"The traffic problem is the end-result of government mismanagement, bad planning and perhaps even gross stupidity. "
In tackling the issue of horrendous traffic congestion in Metro Manila and other key urban centers, government officials almost always tend to blame the public, rather than themselves, for their rank failure to solve it.
We're often told by the Metro Manila Development Authority (MMDA) that traffic along the major thoroughfare that is EDSA is caused by the sheer volume of private vehicles. The solution they came up with is the number-coding scheme, which in theory sounds good as it would supposedly reduce the volume of vehicles by half on a daily basis. But they did not consider that those who can afford it would simply buy another vehicle so they wouldn't be inconvenienced by the coding scheme. Result: no easing of traffic congestion at all.
Another MMDA scheme was to conduct on an experimental basis a ban on driver-only private vehicles. The plan backfired because of too much resistance on the part of private motorists who stood to be highly inconvenienced by another hare-brained, not to mention anti-democratic and anti-poor, traffic scheme.
I imagine the MMDA must be at their wit's end thinking of more ways to ease vehicular traffic. Invariably, I'm afraid, it's going to be more of the same schemes that will punish the public for government's failings.
When pushed to the wall by criticisms that horrible traffic has not abated but even worsened, public officials earning hefty salaries from people's taxes will not hesitate to turn the screws on those whose interests they're supposed to serve, first and foremost.

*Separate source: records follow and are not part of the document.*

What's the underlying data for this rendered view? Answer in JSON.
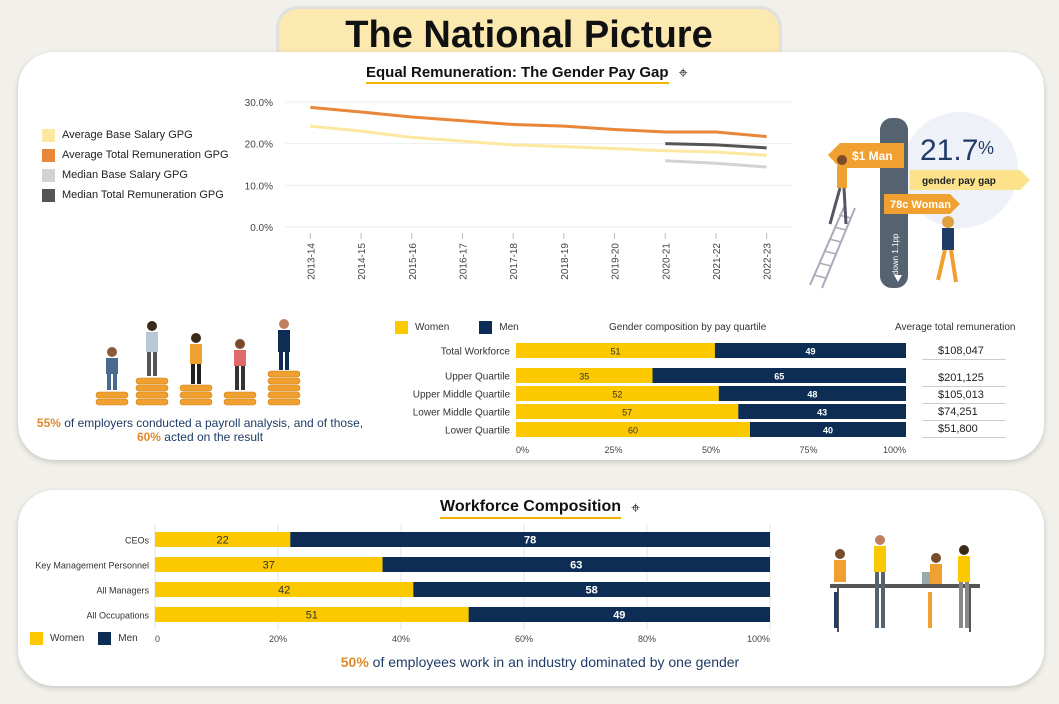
{
  "page_title": "The National Picture",
  "pay_gap_section": {
    "title": "Equal Remuneration: The Gender Pay Gap",
    "legend": [
      {
        "label": "Average Base Salary GPG",
        "color": "#fce8a0"
      },
      {
        "label": "Average Total Remuneration GPG",
        "color": "#e8873a"
      },
      {
        "label": "Median Base Salary GPG",
        "color": "#d3d3d3"
      },
      {
        "label": "Median Total Remuneration GPG",
        "color": "#555555"
      }
    ],
    "headline": {
      "value": "21.7",
      "unit": "%",
      "label": "gender pay gap",
      "man_sign": "$1 Man",
      "woman_sign": "78c Woman",
      "trend": "down 1.1pp"
    }
  },
  "quartile_section": {
    "employers_caption_pre": "55%",
    "employers_caption_mid": " of employers conducted a payroll analysis, and of those,",
    "employers_caption_pct2": "60%",
    "employers_caption_post": " acted on the result",
    "legend_women": "Women",
    "legend_men": "Men",
    "chart_title": "Gender composition by pay quartile",
    "remuneration_header": "Average total remuneration",
    "remuneration": [
      "$108,047",
      "$201,125",
      "$105,013",
      "$74,251",
      "$51,800"
    ]
  },
  "workforce_section": {
    "title": "Workforce Composition",
    "legend_women": "Women",
    "legend_men": "Men",
    "caption_pct": "50%",
    "caption_text": " of employees work in an industry dominated by one gender"
  },
  "colors": {
    "women": "#fcc800",
    "men": "#0d2d55",
    "accent": "#f0b400"
  },
  "chart_data": [
    {
      "type": "line",
      "x": [
        "2013-14",
        "2014-15",
        "2015-16",
        "2016-17",
        "2017-18",
        "2018-19",
        "2019-20",
        "2020-21",
        "2021-22",
        "2022-23"
      ],
      "ylim": [
        0,
        30
      ],
      "yticks": [
        "0.0%",
        "10.0%",
        "20.0%",
        "30.0%"
      ],
      "series": [
        {
          "name": "Average Base Salary GPG",
          "color": "#fce8a0",
          "values": [
            24.2,
            23.0,
            21.5,
            20.6,
            19.7,
            19.3,
            18.8,
            18.3,
            18.0,
            17.2
          ]
        },
        {
          "name": "Average Total Remuneration GPG",
          "color": "#e8873a",
          "values": [
            28.7,
            27.6,
            26.4,
            25.5,
            24.6,
            24.2,
            23.4,
            22.8,
            22.8,
            21.7
          ]
        },
        {
          "name": "Median Base Salary GPG",
          "color": "#d3d3d3",
          "values": [
            null,
            null,
            null,
            null,
            null,
            null,
            null,
            15.9,
            15.3,
            14.4
          ]
        },
        {
          "name": "Median Total Remuneration GPG",
          "color": "#555555",
          "values": [
            null,
            null,
            null,
            null,
            null,
            null,
            null,
            20.0,
            19.7,
            19.0
          ]
        }
      ]
    },
    {
      "type": "bar",
      "orientation": "horizontal-stacked",
      "title": "Gender composition by pay quartile",
      "categories": [
        "Total Workforce",
        "Upper Quartile",
        "Upper Middle Quartile",
        "Lower Middle Quartile",
        "Lower Quartile"
      ],
      "series": [
        {
          "name": "Women",
          "values": [
            51,
            35,
            52,
            57,
            60
          ]
        },
        {
          "name": "Men",
          "values": [
            49,
            65,
            48,
            43,
            40
          ]
        }
      ],
      "xticks": [
        "0%",
        "25%",
        "50%",
        "75%",
        "100%"
      ]
    },
    {
      "type": "bar",
      "orientation": "horizontal-stacked",
      "categories": [
        "CEOs",
        "Key Management Personnel",
        "All Managers",
        "All Occupations"
      ],
      "series": [
        {
          "name": "Women",
          "values": [
            22,
            37,
            42,
            51
          ]
        },
        {
          "name": "Men",
          "values": [
            78,
            63,
            58,
            49
          ]
        }
      ],
      "xticks": [
        "0",
        "20%",
        "40%",
        "60%",
        "80%",
        "100%"
      ]
    }
  ]
}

Take the recent proposal to ban provincial buses and terminals from EDSA. The brilliant proposal was roundly thumbed down by commuters who stood to be greatly inconvenienced, and more than this, would have been made to cough up more money so they could go home to their respective provinces.
The same wanton disregard for public welfare is evident in the other proposal to make UV Express vehicles render point-to-point services instead of allowing passengers to alight where they have to, just like regular taxis and jeepneys.
And there's more. In the Senate, there's the proposed bill seeking to prohibit purchases of vehicles by those who cannot prove that they have garages where they can properly park their car. This is another patently anti-poor proposal that we hope doesn't pass the legislative mill.
My own conclusion is that the traffic problem is the end-result of government mismanagement, bad planning and perhaps even gross stupidity.
Mismanagement is plain to see when the right hand does not know what the left is doing.
The government, for instance, encourages the car assembly industry to produce as many units as they can so it can raise more taxes, we're told, for vital infrastructure and social development projects. The Buy, Buy, Buy objective is a noble one, from where we sit, but a disastrous one from the perspective of Metro Manila's already bad traffic situation.
If car distributors encourage the public to buy more cars with low down payments and affordable monthly terms, then we're likely to see no end to our traffic woes.
But that's neither here nor there. An even greater problem is bad planning.
A white elephant, definitely, is the Parañaque Integrated Transport Terminal that was touted to be a "landport" with amenities akin to those found in airports. Last we looked, the few souls inhabiting its cavernous interior looked like a scene from a B horror movie.
The LRT 2 that runs from somewhere in Antipolo and traverses Aurora Boulevard to the University Belt along Claro M. Recto—Azcarraga, as I like to call it by its old name—stops abruptly about a hundred or so meters from Divisoria, the poor man's shopping center.
My question: Why didn't planners make the rail network extend up to the North Harbor, its natural end-point that would make it convenient for those taking inter-island ships to points south?
The traffic problem in Metro Manila is rooted in government's failure to put in place an adequate, safe and reliable mass transportation system yesterday.
In the city of Manila, it's pure bedlam in Quiapo, Sta. Cruz, Binondo and the Divisoria area where tricycles, pedicabs, jeepneys, private vehicles, pedestrians and vendors of all kinds of merchandise compete for limited road space on a daily basis.
The long-term solution, it seems to me, is an extensive subway system that would cover the whole of Metro Manila. But in the meantime, the existing light rail networks should be upgraded and extended, and the dilapidated jeepneys emitting toxic fumes still operating in main routes in Metro Manila replaced by modern ones that are eco-friendly yet affordable by students and the masses. This should be part of a comprehensive plan to rationalize a fragmented transport system that has failed to keep in step with rapid population growth.
We recognize that upgrading and modernizing Metro Manila's mass transport system will take time and require trillions of pesos in resources. But the first steps should be taken now, before it's too late.